The language added by Doggett required the governor to guarantee these levels of funding when he applied for the federal education aid. However, since the Legislature writes the state budget every two years, Gov. Rick Perry was unable to make that guarantee, noting that "surely Congress did not intend to require states to violate their own constitutions and statutes in order for schools to receive this money. I am sworn to uphold state laws and our constitution, which prohibit binding commitments about future budgets or funding levels."

Texas' state budget for 2012 and 2013 will be drafted and voted on by legislators when we convene in Austin in 2011. Perry clearly is unable to guarantee to the federal government that the 82nd Legislature will appropriate certain, specific levels of funding to public education in good faith because the governor does not write the state budget and, in any event, the 2012-13 state budget does not yet exist.

However, Texas Education Commissioner Robert Scott wrote the U.S. Department of Education confirming that Texas would be able to "legally make the assurances you are requiring" once the 2012-2013 state budget is enacted next year. Despite those facts and assurances, Texas' application for the federal funding was rejected by the U.S. Department of Education.

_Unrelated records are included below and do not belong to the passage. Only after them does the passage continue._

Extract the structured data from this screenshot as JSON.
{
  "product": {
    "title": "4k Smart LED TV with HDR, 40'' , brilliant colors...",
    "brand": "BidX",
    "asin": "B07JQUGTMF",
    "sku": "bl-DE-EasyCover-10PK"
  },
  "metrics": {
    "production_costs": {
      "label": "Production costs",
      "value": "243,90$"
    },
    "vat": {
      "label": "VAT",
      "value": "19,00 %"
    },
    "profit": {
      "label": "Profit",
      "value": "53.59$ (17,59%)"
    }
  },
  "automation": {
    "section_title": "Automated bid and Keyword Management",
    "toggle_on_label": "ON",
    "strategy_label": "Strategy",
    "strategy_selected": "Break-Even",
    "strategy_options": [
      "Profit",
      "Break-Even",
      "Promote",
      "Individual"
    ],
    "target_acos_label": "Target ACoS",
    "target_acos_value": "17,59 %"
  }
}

Doggett's amendment language imposed requirements on Texas that do not apply to other states. The other 49 states, for example, are only required to guarantee their education funding level for 2011. Singling Texas out for special (and more prohibitive) treatment does not serve the best interests of our students, teachers or schools. It is precisely this type of gross over-reach that has spurred the tea party movement and has driven congressional approval ratings close to an all-time low.

Top Republican leaders are united in their opposition to the Doggett amendment. In addition, Texas' U.S. Sens. Kay Bailey Hutchison and John Cornyn have announced their intention to file legislation overturning the amendment.

Together with our colleagues in the Legislature and Perry, we have a strong record of providing increased funding and other necessary resources to the public school system in Texas. Between 2000 and 2009, state spending on public education increased from $11 billion to $20 billion, an increase that underscores our commitment to public education. It is noteworthy that it was achieved without the federal government attempting to bribe the state to increase its public education appropriations.

The amendment language added by Doggett is just the latest in a line of federal attempts to take control of Texas' public education system. Earlier this year, and with our support, Perry rightly rejected federal "Race to the Top" funds because the Obama administration attached strings that required misguided changes to state education policy.

The U.S. Constitution does not mention education, let alone grant the federal government authority to attempt to gain influence over states' public education systems.

Indeed, even the section of U.S. code that established the U.S. Department of Education clearly states that "the establishment of the Department of Education shall not increase the authority of the Federal Government over education or diminish the responsibility for education which is reserved to the States and the local school systems and other instrumentalities of the States."

The Texas Constitution holds that "it shall be the duty of the Legislature of the State to establish and make suitable provision for the support and maintenance of an efficient system of public free schools."

U.S. code and the state constitution are clear: The State of Texas is responsible for its own public education system and the federal government has no basis for attempting to influence or control that system. Congress' misguided attempts to force Texas to violate its constitution to guarantee future funding, or to attach strings to federal education dollars, undermines the spirit and the letter of U.S. and state law.